My Lords, the Government take the security and integrity of our democratic processes very seriously. We have measures in place to protect elections from undue interference, both on and offline. We talk regularly with the major tech companies about a range of safety and security issues; we work closely to support those responsible for overseeing and delivering our elections; and we keep the need for legislation under review.
My Lords, I hear what the Minister says, but are the Government listening to the obvious concern from all over that our political integrity is under threat? If the Government were listening, surely our institutions would already have caught up with the much stronger powers of enforcement and regulation such as those of the Financial Conduct Authority, the regulations in place regarding the press, TV and radio or the powers to break up market dominance that we have in other sectors? Will the Government start catching up now?
The noble Lord will know that the Data Protection Bill is at the moment in another place, having passed through your Lordships’ House. That Bill gives extra powers to the Information Commissioner to safeguard the integrity of our democratic process, as he indicated. For example, once the legislation is on the statute book, the maximum fine for an organisation such as Facebook would rise to £1 billion. New criminal offences are being created and the Information Commissioner is being given extra powers. As I said a moment ago, there is a dialogue with the Information Commissioner and if at any point she feels that she needs additional powers, over and above those in the current legislation, we are more than ready to consider them.

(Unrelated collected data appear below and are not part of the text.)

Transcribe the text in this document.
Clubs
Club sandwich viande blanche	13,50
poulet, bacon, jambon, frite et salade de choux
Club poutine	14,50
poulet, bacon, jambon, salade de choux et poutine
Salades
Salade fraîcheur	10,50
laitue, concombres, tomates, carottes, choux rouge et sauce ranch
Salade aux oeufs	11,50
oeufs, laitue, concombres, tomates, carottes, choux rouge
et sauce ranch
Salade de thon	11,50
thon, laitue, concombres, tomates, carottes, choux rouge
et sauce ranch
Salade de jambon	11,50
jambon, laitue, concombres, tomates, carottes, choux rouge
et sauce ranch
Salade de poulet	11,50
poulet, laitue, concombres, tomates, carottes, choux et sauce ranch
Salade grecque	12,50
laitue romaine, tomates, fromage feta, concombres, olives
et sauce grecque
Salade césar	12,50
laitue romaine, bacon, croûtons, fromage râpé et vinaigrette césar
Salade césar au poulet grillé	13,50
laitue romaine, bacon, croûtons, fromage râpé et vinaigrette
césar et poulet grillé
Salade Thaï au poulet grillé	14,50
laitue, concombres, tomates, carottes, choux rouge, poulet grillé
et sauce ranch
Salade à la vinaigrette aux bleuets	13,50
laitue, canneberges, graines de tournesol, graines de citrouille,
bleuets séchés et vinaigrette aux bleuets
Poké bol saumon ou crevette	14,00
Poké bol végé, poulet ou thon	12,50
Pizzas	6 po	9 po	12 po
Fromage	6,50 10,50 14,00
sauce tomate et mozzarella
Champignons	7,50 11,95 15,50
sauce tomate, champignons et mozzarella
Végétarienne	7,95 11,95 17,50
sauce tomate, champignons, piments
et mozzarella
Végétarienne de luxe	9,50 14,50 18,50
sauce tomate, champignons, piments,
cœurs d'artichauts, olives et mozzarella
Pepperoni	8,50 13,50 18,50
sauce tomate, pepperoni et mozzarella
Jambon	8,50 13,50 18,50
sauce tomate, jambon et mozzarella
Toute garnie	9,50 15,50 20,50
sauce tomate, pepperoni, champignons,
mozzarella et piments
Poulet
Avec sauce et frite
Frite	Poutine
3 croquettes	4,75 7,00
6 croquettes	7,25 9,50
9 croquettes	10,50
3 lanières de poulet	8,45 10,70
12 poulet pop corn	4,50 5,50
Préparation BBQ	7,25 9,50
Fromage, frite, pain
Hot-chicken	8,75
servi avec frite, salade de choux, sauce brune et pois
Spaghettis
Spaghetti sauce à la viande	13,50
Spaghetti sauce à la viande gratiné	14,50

My Lords, have any of these desk officers drawn to the noble Lord’s attention the opinion submitted to the Select Committee in the House of Commons relating to alleged non-declaration of payments during the referendum to AIQ data services? Specifically, in paragraph 13 of that opinion, the view is expressed that,
“the extensive grounds for suspicion of the commission of offences under PPERA are sufficiently strong, and the potential offences sufficiently serious, that there is a good case for the exercise by the Commission of its Schedule 19B investigative powers”.
Can the Minister indicate whether he is aware that the Electoral Commission is pursuing this particular line of investigation and, if and when it does, will he give the House an assurance that, if requested, the Government will ensure that it has sufficient resources to do so?
On the question of resources for the Electoral Commission, it is answerable to the other place. There is the Speaker’s Committee on the Electoral Commission, as the noble Lord will know. I am not aware of any dispute about resources, and I am not aware of the Electoral Commissioner having asked for any more resources. If, at the end of the inquiry, which the noble Lord will know is going on into allegations of underdeclaration during the referendum campaign, the Electoral Commission feels that it needs more powers, the Government are indeed in listening mode.
My Lords, the noble Lord made reference, during an earlier Question, to the international nature of most issues to do with data protection. Can he say—particularly given that after next March, we shall no longer have a seat at the table, for instance when European Governments are discussing the potential for collaboration on matters of this kind—what the Government are doing to ensure that we are properly plugged into all of the various international ways in which these issues are being discussed and promoted?
Next month, on 25 May, the General Data Protection Regulation comes into effect and we will be abiding by that. On top of that, the Data Protection Act goes beyond in providing extra safeguards. I am sure that the Government want to ensure that, post our departure from the European Union, we remain in the forefront of protecting this country against the sort of external influences referred to by the noble Baroness.
My Lords, will the Minister have another word with his colleagues—or preferably with the officials who brief him—to ask them why they have not drawn his attention to the excellent report of the ad hoc Select Committee of this House, which was published yesterday, dealing with the effect of digital media on referenda and elections, which is what this Question is about?
I was indeed aware of the report referred to by the noble Lord. It raises a really interesting question. Information technology is challenging the business model for election campaigns as we have traditionally known them: knocking on doors, leaflets and public meetings. That model is being challenged by the social media and to some extent being displaced by it. To the extent that social media can reach people who are alienated or bypassed by the traditional method of campaigning, that is a good thing. We have to ensure, however, that the legal framework within which we now operate is fit for purpose and that personal data is not misused. We should try to turn to our best advantage the fact that we are engaging people in the democratic process who previously were not so engaged.
My Lords, the questions being asked are about digital interference with elections and the Electoral Commission. Does the Minister think that the Electoral Commission is basically toothless, in that it cannot even police a message on the side of a bus about £350 million going to the NHS? Should it not have more powers to stop blatantly lying statements during elections and referenda?
The Electoral Commission has been absolutely clear that it does not want to get involved in deciding whether a particular advertisement is truthful or not. It regards that as something fit for the political dialogue between the parties. If somebody believes that a claim is untrue, they are at liberty to denounce it, but I do not think that the Electoral Commission wants to get drawn into the truth or otherwise of political campaigns.